Logotipo do(a) Plano de Saúde Plano de Saúde 16/03/2017 Planodesaude.net
Deixe o alimento ser teu remédio e remédio ser o teu alimento © Fornecido por QuinStreet, Inc. Deixe o alimento ser teu remédio e remédio ser o teu alimento

A frase de Hipócrates, pai da medicina, foi dita há mais de 2.380 anos.  Se os remédios e tratamentos modernos evoluíram, porque as pessoas estão tão doentes? 

Você já deve ter se perguntado essa questão. Cada vez mais há aqueles que se perguntam se a resposta já não estava na sabedoria grega de milênios atrás, que identificava nos alimentos a fonte da saúde e da cura. As doenças poderiam ser evitadas com atitudes simples. O uso dos remédios, depois que um problema de saúde se manifestou, é uma luta contra uma situação já instalada. O tempo, energia, dinheiro que são gastos em remédios e tratamentos poderiam ser economizados se fossem gastos na boa alimentação.

O mais estranho é que a tentativa de buscar uma cura natural nos alimentos ainda é chamada de “medicina alternativa”. A questão é que “alternativa” se refere a algo que não é aceito ou não é modelo vigente. O oposto de “medicina alternativa” é o que é chamado atualmente de medicina ortodoxa ou alopática, que determina o padrão adotado pela maioria.

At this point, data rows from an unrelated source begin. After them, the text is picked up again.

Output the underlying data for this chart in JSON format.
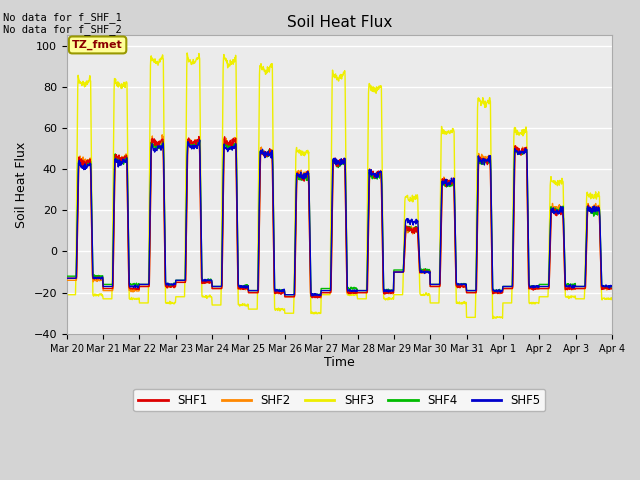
{
  "title": "Soil Heat Flux",
  "ylabel": "Soil Heat Flux",
  "xlabel": "Time",
  "ylim": [
    -40,
    105
  ],
  "yticks": [
    -40,
    -20,
    0,
    20,
    40,
    60,
    80,
    100
  ],
  "background_color": "#ebebeb",
  "grid_color": "#cccccc",
  "annotation_top_left": "No data for f_SHF_1\nNo data for f_SHF_2",
  "tz_label": "TZ_fmet",
  "legend_labels": [
    "SHF1",
    "SHF2",
    "SHF3",
    "SHF4",
    "SHF5"
  ],
  "legend_colors": [
    "#dd0000",
    "#ff8800",
    "#eeee00",
    "#00bb00",
    "#0000cc"
  ],
  "x_tick_labels": [
    "Mar 20",
    "Mar 21",
    "Mar 22",
    "Mar 23",
    "Mar 24",
    "Mar 25",
    "Mar 26",
    "Mar 27",
    "Mar 28",
    "Mar 29",
    "Mar 30",
    "Mar 31",
    "Apr 1",
    "Apr 2",
    "Apr 3",
    "Apr 4"
  ],
  "n_days": 15
}
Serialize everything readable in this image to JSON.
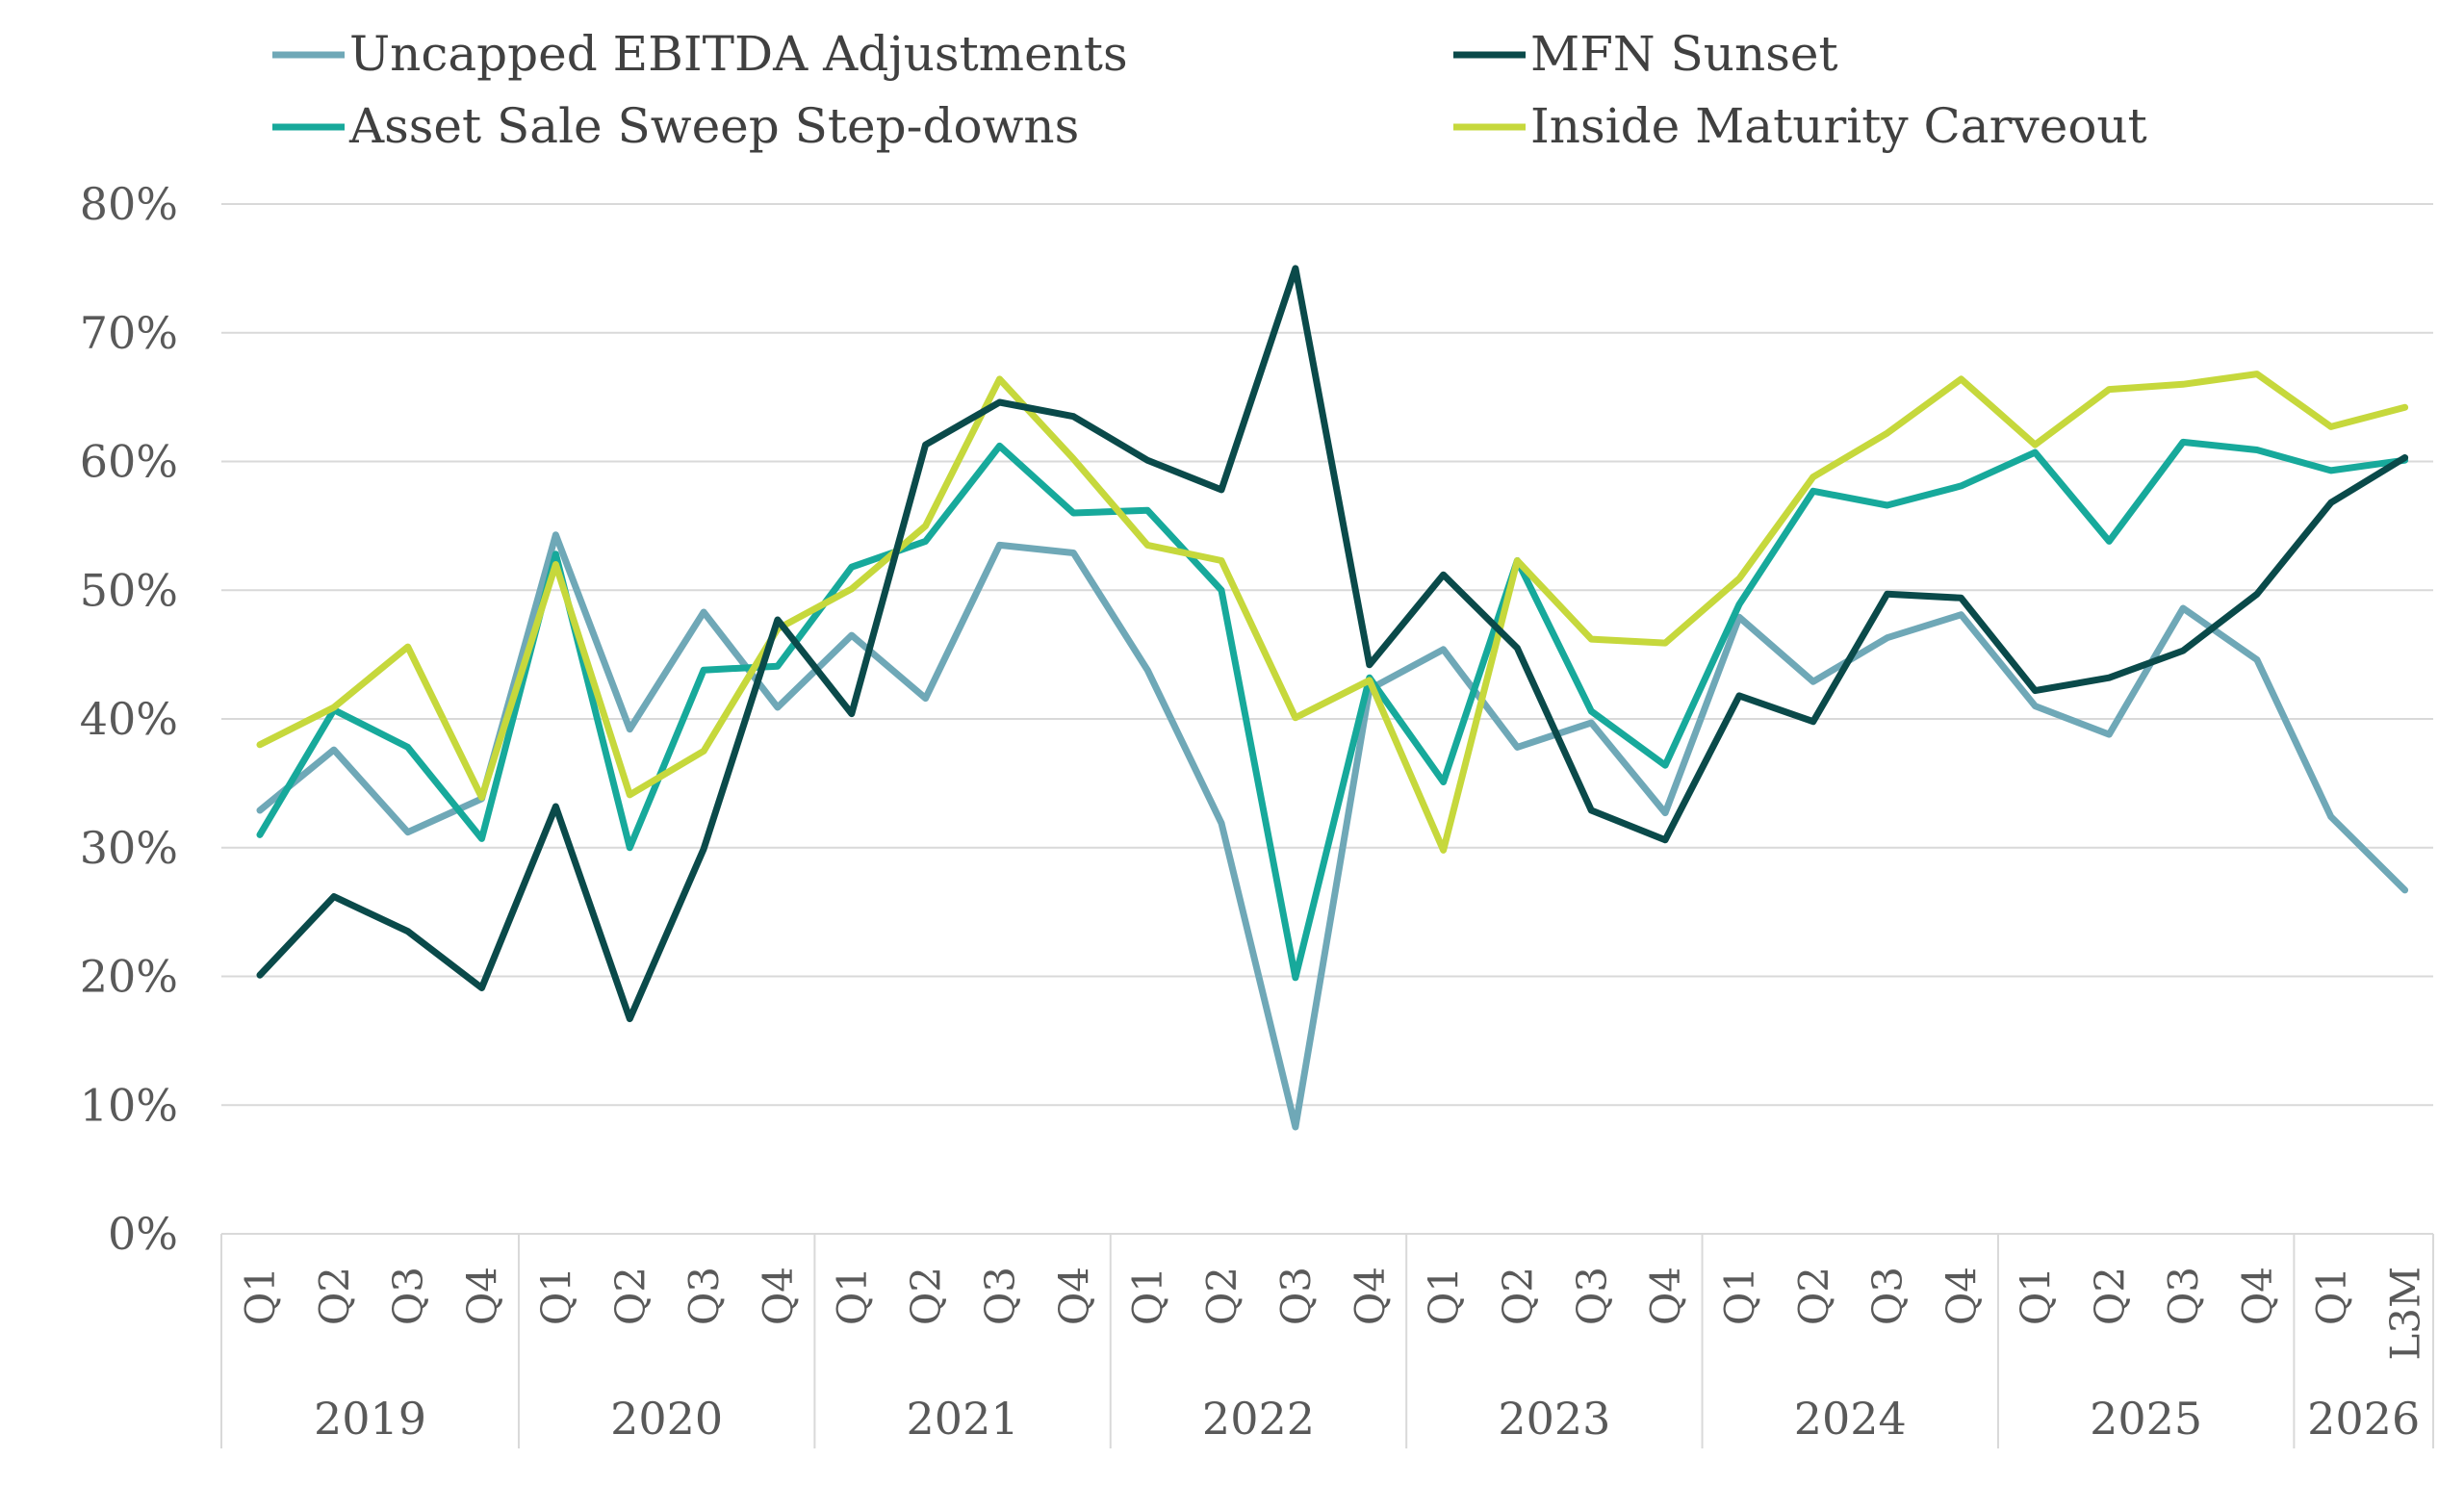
{
  "chart_data": {
    "type": "line",
    "ylim": [
      0,
      80
    ],
    "y_ticks": [
      "0%",
      "10%",
      "20%",
      "30%",
      "40%",
      "50%",
      "60%",
      "70%",
      "80%"
    ],
    "grid": "horizontal",
    "legend_position": "top",
    "groups": [
      {
        "year": "2019",
        "quarters": [
          "Q1",
          "Q2",
          "Q3",
          "Q4"
        ]
      },
      {
        "year": "2020",
        "quarters": [
          "Q1",
          "Q2",
          "Q3",
          "Q4"
        ]
      },
      {
        "year": "2021",
        "quarters": [
          "Q1",
          "Q2",
          "Q3",
          "Q4"
        ]
      },
      {
        "year": "2022",
        "quarters": [
          "Q1",
          "Q2",
          "Q3",
          "Q4"
        ]
      },
      {
        "year": "2023",
        "quarters": [
          "Q1",
          "Q2",
          "Q3",
          "Q4"
        ]
      },
      {
        "year": "2024",
        "quarters": [
          "Q1",
          "Q2",
          "Q3",
          "Q4"
        ]
      },
      {
        "year": "2025",
        "quarters": [
          "Q1",
          "Q2",
          "Q3",
          "Q4"
        ]
      },
      {
        "year": "2026",
        "quarters": [
          "Q1",
          "L3M"
        ]
      }
    ],
    "series": [
      {
        "name": "Uncapped EBITDA Adjustments",
        "color": "#6FA8B7",
        "values": [
          32.9,
          37.6,
          31.2,
          33.8,
          54.3,
          39.2,
          48.3,
          40.9,
          46.5,
          41.6,
          53.5,
          52.9,
          43.8,
          31.9,
          8.3,
          42.3,
          45.4,
          37.8,
          39.7,
          32.7,
          47.9,
          42.9,
          46.3,
          48.1,
          41.0,
          38.8,
          48.6,
          44.6,
          32.4,
          26.7
        ]
      },
      {
        "name": "MFN Sunset",
        "color": "#0A4A4A",
        "values": [
          20.1,
          26.2,
          23.5,
          19.1,
          33.2,
          16.7,
          29.9,
          47.7,
          40.4,
          61.3,
          64.6,
          63.5,
          60.1,
          57.8,
          75.0,
          44.2,
          51.2,
          45.5,
          32.9,
          30.6,
          41.8,
          39.8,
          49.7,
          49.4,
          42.2,
          43.2,
          45.3,
          49.7,
          56.8,
          60.3
        ]
      },
      {
        "name": "Asset Sale Sweep Step-downs",
        "color": "#17A99B",
        "values": [
          31.0,
          40.7,
          37.8,
          30.7,
          52.8,
          30.0,
          43.8,
          44.1,
          51.8,
          53.8,
          61.2,
          56.0,
          56.2,
          50.0,
          19.9,
          43.2,
          35.1,
          52.3,
          40.6,
          36.4,
          48.9,
          57.7,
          56.6,
          58.1,
          60.7,
          53.8,
          61.5,
          60.9,
          59.3,
          60.1
        ]
      },
      {
        "name": "Inside Maturity Carveout",
        "color": "#C6D83C",
        "values": [
          38.0,
          40.9,
          45.6,
          33.9,
          52.0,
          34.1,
          37.5,
          47.0,
          50.1,
          55.0,
          66.4,
          60.2,
          53.5,
          52.3,
          40.1,
          43.0,
          29.8,
          52.3,
          46.2,
          45.9,
          50.9,
          58.8,
          62.2,
          66.4,
          61.3,
          65.6,
          66.0,
          66.8,
          62.7,
          64.2
        ]
      }
    ]
  }
}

É surpreendente que, por milênios, até o século dezenove, a medicina foi praticada exclusivamente de acordo com o médico grego Hipócrates, que viveu de 460 a 377 A.C., e foi o fundador da medicina natural. Portanto, na maior parte da história a medicina natural sempre foi o padrão de tratamento. Ele ensinou que o princípio fundamental da medicina deve ser o respeito às forças curativas da natureza, que habitam em cada organismo vivo.

Hipócrates considerava a doença como uma consequência natural, que forçava a pessoa a perceber os desequilíbrios da sua saúde. Ele confiava profundamente em uma boa alimentação e relacionava os sintomas de toda doença à má nutrição e maus hábitos na comida. Reforçava sempre “deixe que o alimento seja seu remédio e remédio seja seu alimento”, conselho que, até hoje, não perdeu a validade.

No ano de 1805, o medico alemão Friedrich Wilhelm Adam Sertürner descobriu a morfina, nome derivado de Morfeu, o deus do sono. A morfina é a substância isolada e cristalizada que é encontrada no ópio. Esse foi o primeiro momento e muito significante, na história farmacêutica, em que um potente ingrediente foi isolado.

Desde então, farmacêuticos e cientistas em todo o mundo, viraram as costas para os efeitos curativos naturais obtidos com a associação de vegetais combinados, preferindo se concentrar em encontrar um simples ingrediente mágico, escondido dentro de uma planta.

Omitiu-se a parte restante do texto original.